四旬節第5主日 2020年3月29日

第1朗読 エゼキエル書 37章12~14節

第2朗読 ローマの信徒への手紙 8章8~11節

福音朗読 ヨハネによる福音書 11章1~45節

 

朗読箇所のテキスト(女子パウロ会公式サイト) 

 

<お話の要約>

また動画の発信を続けます。今回は四旬節第5主日になります。ヨハネによる福音の一つの特徴は、「奇跡」は普通は力の技と呼ばれていますが、ヨハネはそれを「しるし」と呼んでいます。というのは、ヨハネは特にキリストの行なわれた奇跡の意味を強調したいわけです。
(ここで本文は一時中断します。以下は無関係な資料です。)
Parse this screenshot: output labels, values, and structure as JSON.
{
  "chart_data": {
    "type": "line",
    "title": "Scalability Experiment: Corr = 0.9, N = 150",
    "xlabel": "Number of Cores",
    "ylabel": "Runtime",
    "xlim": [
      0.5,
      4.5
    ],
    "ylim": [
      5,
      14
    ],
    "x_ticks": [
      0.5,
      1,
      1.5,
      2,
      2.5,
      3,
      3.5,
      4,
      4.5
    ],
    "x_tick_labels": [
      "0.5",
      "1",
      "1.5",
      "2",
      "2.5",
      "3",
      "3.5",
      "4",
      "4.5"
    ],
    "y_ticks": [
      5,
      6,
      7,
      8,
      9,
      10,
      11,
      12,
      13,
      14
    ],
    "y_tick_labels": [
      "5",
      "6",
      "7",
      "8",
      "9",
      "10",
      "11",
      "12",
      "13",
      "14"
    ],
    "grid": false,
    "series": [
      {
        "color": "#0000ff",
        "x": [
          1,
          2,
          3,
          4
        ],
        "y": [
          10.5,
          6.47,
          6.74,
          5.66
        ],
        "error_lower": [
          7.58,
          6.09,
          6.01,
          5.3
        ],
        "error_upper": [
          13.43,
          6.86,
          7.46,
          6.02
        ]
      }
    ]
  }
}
今日の福音書は、イエスの一つの奇跡、ラザロを生き返らせ蘇らせた奇跡について語っています。

 

ラザロは亡くなって4日も経っていたのに、蘇らせ生き返らせた。それはキリストご自身の復活のことも指している。マルタに説明している通り、「わたしは復活であり、命である。」それはこの奇跡の大事な意味。教会としてはこの奇跡に他の意味もみているが、それは二段階に分かれている。黙示録に書かれているように、第一の死と第二の死、第一の復活と第二の復活と表現する。第一の復活というのは、人間が罪によって死んだ状態から恵みによって生き返らせていただくことで、キリストを信じて洗礼を受けることも一つの復活。そのあとの第一の死は肉体的な体の死のこと。第二の復活は、世の終わりにキリストに救われた者が復活するということ。第二の死は、永遠の命に入らないで最後の審判で地獄に落ちる人のこと。第二の復活と死は将来のことだが、私たちは恵みにとどまったら第二の復活に与ることになる。

 

この奇跡は今の私たちに一つの大事な教訓を与えている。キリストはラザロを生き返らせる時、まず御父に祈ったあとでラザロに向かって言われた。「出てきなさい」と。キリストは私たち一人一人にも言われている。私たちはラザロのように墓に入ってはいないけれど、精神的な意味で。「出てきなさい、あなたのわがままから。出てきなさい、あなたの自己中心的なところから。出てきなさい、あなたの不安と悩みから」。そういう言葉を主は私たちにもかけておられる。

 

そこには、もしかしたらマリア幼稚園のお母さんたちのような反応があるかもしれない。園長先生がお母さんたちに子育ての助言とか励ましの言葉をかけると、「わかってはいるけれどできない」という応えが返ってくる。葛藤している心は信仰の話も同じ。頭では賛成していても実際は簡単ではないと感じているかもしれない。ここでのもうひとつのポイントは、「ラザロ、出てきなさい」と言われたのはキリストだということ。他の人とは違って、キリストの言葉であること。それも勧めの言葉ではなくて、力の言葉を私たちに与える。

 

自分の力でできないことは主の力でできる。でもその前提として、私たちは主の力を求めているか、信じているか、信仰が試されるところ。マルタは信じますと言ったけれど、石を取り除きなさいと言われたら、もう匂いますと言ってイエスを信じなかった。

 

私たちも墓のような所にいて、どこまで信じるのか問われています。聖パウロは、「今、私たちは霊の支配下にいる。聖霊が与えられている」と言っています。それも一つ重要なところ。私たちはこの四旬節の歩みの中で、キリストの力強い言葉、聖霊の助けを、もっと強く深く信じるように呼ばれているのです。